LA TELARAÑA

miércoles, junio 11


Fui breve y escueto: esquelético como un esquema o una esquela. Mis poemas eran versos monosílabos, endecasílabos estirados como una hilera de hormigas moribundas.

Recuerdo esa época con especial cariño. La poesía del silencio, cuánto amor por el concepto, cuánto por la profundidad, qué afán de ser concisos y a la vez sugerentes...

Recuerdo que hasta nuestras cartas llevaban ese sello. Todo era contención y respiración pausada. Amábamos los opúsculos y las ediciones de culto. Las rarezas. Y siempre decíamos tener entre las manos algún manuscrito olvidado que supuestamente traduciríamos de alguna lengua muerta o inexistente a la nuestra entrecortada.

Las cosas no han cambiado tanto. Sólo hemos envejecido y nuestra contención de antaño es ahora fruto del cansancio y no de la experimentación. De la experiencia y no de sublevaciones o algarabías caducas. Hemos envejecido, sólo es eso.

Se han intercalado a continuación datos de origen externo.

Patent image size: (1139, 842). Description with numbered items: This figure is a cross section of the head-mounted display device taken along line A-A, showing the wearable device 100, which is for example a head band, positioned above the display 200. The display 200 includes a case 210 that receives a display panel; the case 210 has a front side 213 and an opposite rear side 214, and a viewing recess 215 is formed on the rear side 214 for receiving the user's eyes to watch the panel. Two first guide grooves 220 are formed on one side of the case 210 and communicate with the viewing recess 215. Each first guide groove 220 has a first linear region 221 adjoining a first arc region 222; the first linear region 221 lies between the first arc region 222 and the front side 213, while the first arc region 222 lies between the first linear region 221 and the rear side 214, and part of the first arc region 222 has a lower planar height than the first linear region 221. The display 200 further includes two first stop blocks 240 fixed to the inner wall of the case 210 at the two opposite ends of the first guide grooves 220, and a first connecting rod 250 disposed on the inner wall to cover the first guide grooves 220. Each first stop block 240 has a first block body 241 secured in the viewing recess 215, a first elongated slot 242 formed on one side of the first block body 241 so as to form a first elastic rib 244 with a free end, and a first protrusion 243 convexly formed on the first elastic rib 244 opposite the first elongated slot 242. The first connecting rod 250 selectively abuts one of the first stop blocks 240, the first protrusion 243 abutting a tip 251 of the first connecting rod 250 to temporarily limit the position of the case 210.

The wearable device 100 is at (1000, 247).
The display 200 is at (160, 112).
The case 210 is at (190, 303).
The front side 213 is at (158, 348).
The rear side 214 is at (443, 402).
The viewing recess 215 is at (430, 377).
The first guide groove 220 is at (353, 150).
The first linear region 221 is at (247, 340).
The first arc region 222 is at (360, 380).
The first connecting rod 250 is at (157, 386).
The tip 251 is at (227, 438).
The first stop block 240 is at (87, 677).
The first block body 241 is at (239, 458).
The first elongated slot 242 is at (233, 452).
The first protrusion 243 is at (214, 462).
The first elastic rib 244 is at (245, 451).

Pero la juventud no es cosa que se pierda en poco tiempo. Se pierde poco a poco, desde luego, pero quizá no se pierda nunca del todo. Este pensamiento es un pensamiento conciso y a la vez sugerente... Es la poesía que vuelve; será que su suerte nunca me dejó abandonado.

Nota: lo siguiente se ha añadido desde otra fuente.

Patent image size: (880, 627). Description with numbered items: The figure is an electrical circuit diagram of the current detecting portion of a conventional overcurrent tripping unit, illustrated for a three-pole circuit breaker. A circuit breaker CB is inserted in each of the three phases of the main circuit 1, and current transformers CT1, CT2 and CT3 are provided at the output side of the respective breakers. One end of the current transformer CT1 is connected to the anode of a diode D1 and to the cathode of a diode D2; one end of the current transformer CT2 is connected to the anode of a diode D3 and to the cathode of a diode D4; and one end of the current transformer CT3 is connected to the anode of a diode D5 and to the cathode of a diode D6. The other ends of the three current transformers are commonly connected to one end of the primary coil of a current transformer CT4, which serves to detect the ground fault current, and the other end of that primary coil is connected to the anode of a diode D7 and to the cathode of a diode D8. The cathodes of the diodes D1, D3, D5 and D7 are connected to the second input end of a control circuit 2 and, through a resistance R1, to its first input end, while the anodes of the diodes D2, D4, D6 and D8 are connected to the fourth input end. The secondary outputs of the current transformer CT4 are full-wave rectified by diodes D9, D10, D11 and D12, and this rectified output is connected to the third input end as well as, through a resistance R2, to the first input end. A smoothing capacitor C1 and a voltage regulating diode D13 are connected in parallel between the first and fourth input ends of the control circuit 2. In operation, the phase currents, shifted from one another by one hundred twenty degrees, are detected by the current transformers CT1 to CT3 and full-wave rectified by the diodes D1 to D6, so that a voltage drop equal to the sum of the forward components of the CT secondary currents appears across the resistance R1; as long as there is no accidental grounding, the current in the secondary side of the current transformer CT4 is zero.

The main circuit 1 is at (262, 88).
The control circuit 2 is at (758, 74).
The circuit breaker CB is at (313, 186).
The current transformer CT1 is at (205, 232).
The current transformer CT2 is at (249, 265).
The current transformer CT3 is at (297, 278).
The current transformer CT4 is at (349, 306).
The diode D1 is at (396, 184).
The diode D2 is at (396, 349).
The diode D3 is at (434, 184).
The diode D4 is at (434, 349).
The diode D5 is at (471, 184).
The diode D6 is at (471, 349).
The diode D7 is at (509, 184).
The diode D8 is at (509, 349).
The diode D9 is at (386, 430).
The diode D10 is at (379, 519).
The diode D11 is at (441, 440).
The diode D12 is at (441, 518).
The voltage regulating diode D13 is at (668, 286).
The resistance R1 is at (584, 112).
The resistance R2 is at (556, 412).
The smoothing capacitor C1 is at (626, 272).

Pero sí, tal vez, sitiado en el centro mismo de una telaraña que me une al mundo y a la vez me atrapa. Es un viaje con la ruta marcada y un objetivo último: la evasión.

O secuestrado entre las lianas pegajosas del lenguaje, esa malla afilada que me rodea y penetra.

Hay tanto placer en este dolor como en cualquier otro.



Interesante, como colofón al tema, leerse este artículo de Enrique Vila Matas, del que entresaco este párrafo:

Escribir –dice Lobo Antunes- es como drogarse, se empieza por puro placer, y acabas organizando tu vida como los drogados, en torno a tu vicio. Y ésa es mi vida. Hasta cuando sufro lo vivo como un desdoblamiento: el hombre está sufriendo, y el escritor está pensando en cómo aprovechar ese sufrimiento para su trabajo.